A C-T network was constructed, based on molecular docking, to elucidate the therapeutic efficacy of XCHT against cancer. The results demonstrated that the maximum number of targets that a single compound was able to act on was 18, which indicated that XCHT is a broad-spectrum formula that has the ability to inhibit numerous significant target proteins. Furthermore, the C-T network (Fig. 2) indicates that the multiple potentially active compounds in XCHT are able to interact with various cancer-associated targets and that limited individual compounds, termed promiscuous drugs, are able to interact with multiple targets. Table III demonstrates the biological activities of certain compounds associated with the herbal components of XCHT that have been reported in the literature (28–33). Due to the molecular complexity of cancer, multi-targeted therapies are becoming increasingly important as, in the long-term, they maximize the therapeutic effect and overcome the mechanisms of resistance (34,35). Thus, the properties of multi-targeted therapies that have been identified in XCHT may be a key explanation for why XCHT is effective as an anticancer treatment.

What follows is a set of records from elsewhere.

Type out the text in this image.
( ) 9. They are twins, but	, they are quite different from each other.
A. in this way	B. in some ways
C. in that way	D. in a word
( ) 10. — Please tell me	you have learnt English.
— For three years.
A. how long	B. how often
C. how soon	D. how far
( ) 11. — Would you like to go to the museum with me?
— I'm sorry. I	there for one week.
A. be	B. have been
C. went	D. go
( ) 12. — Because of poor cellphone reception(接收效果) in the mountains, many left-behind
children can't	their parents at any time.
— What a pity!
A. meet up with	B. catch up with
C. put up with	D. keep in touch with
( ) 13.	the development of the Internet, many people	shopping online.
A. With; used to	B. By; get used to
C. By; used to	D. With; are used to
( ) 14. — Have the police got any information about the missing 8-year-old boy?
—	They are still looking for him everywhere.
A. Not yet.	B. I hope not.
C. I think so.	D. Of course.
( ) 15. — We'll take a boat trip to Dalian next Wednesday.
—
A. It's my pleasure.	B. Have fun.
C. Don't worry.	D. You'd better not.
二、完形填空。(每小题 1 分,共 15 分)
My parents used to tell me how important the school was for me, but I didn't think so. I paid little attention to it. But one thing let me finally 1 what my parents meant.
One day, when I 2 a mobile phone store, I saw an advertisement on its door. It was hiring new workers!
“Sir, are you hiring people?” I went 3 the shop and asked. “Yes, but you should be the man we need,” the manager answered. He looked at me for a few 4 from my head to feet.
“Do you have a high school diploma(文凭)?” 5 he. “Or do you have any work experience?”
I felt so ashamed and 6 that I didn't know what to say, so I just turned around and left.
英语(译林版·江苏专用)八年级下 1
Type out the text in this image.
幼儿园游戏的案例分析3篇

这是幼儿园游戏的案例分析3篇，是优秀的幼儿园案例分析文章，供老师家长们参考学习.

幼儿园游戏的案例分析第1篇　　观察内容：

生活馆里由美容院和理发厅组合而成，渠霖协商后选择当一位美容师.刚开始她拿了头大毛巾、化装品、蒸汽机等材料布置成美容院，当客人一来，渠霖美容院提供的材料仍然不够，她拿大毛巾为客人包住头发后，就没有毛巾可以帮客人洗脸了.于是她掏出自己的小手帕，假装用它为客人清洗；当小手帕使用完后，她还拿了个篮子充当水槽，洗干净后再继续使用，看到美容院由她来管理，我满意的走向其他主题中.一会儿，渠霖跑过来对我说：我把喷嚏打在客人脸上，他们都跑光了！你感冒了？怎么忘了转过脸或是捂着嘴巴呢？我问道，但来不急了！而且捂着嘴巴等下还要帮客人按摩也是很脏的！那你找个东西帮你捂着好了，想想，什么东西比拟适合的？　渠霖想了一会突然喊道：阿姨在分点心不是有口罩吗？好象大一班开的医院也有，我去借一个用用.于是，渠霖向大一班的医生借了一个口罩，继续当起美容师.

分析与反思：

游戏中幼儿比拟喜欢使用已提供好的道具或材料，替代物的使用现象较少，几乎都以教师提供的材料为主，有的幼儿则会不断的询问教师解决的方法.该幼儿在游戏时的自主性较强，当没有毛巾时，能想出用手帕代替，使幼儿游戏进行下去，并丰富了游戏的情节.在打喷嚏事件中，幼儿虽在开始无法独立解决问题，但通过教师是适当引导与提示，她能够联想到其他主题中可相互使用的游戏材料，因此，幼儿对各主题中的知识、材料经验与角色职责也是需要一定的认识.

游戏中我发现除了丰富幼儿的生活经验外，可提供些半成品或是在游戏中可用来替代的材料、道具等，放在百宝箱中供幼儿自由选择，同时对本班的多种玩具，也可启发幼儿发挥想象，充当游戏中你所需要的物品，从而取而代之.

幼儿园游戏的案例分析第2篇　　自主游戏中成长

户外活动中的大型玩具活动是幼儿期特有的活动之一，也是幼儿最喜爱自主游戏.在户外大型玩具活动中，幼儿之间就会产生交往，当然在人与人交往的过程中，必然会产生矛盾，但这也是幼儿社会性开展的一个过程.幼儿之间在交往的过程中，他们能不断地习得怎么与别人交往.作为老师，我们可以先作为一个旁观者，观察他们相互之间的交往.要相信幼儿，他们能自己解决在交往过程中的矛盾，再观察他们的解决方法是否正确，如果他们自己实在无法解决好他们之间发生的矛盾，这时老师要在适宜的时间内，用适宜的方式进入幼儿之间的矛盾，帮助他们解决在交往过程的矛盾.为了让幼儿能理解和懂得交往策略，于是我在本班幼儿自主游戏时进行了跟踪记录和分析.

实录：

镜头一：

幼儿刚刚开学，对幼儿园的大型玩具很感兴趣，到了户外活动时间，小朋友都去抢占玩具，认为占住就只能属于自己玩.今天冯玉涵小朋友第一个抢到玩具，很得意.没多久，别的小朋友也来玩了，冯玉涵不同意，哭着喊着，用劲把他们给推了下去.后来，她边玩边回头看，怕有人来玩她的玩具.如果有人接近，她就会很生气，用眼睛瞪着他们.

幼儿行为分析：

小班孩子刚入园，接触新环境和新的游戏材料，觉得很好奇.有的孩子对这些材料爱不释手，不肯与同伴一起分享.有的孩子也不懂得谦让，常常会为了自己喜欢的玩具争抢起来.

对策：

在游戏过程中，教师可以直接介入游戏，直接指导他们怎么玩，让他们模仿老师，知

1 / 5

To further investigate the therapeutic mode of XCHT against cancer, a C-C network was constructed and the potentially active compounds were clustered. As shown in Fig. 4, there were four clusters containing different compounds that may serve to provide different combination therapies and pharmacological functions. In addition, the botanical sources of each cluster were identified to be different. This may explain why XCHT has utility in the treatment of pancreatic, stomach, liver and lung cancer (26,27); furthermore, each cluster interacted with certain common targets. Generally, the range of the network clustering coefficient is between 0 and 1; the greater the coefficient, the higher the clustering property. The clustering coefficient of the C-C network in the present study was 0.829, which indicates that this particular network has a high clustering property. The compounds in high clustering have the similar activity, so they may have the synergistic combined effects. This indicated that XCHT may have a synergistic combined effect. In addition, the botanical sources of the compounds in cluster 3 include all the ingredients of XCHT (Table V), which further confirms the rationality of the specific herbal combination used in XCHT. In addition, it has been identified that XCHT in holistic combinations possesses various pharmacological properties due to the different components attacking various targets or different steps in the pathologic process of cancer (11–13). Therefore, the components of XCHT, which have different mechanisms of anti-cancer action, interact primarily in an additive or synergistic manner.

In conclusion, a computational pharmacological model was employed to illustrate the multi-compound, multi-target and multi-combination therapeutic mechanism of XCHT. The results provide an indication of the polypharmacological anticancer effect of XCHT and may aid the identification of novel therapeutic strategies for cancer patients based on the active compounds present in XCHT.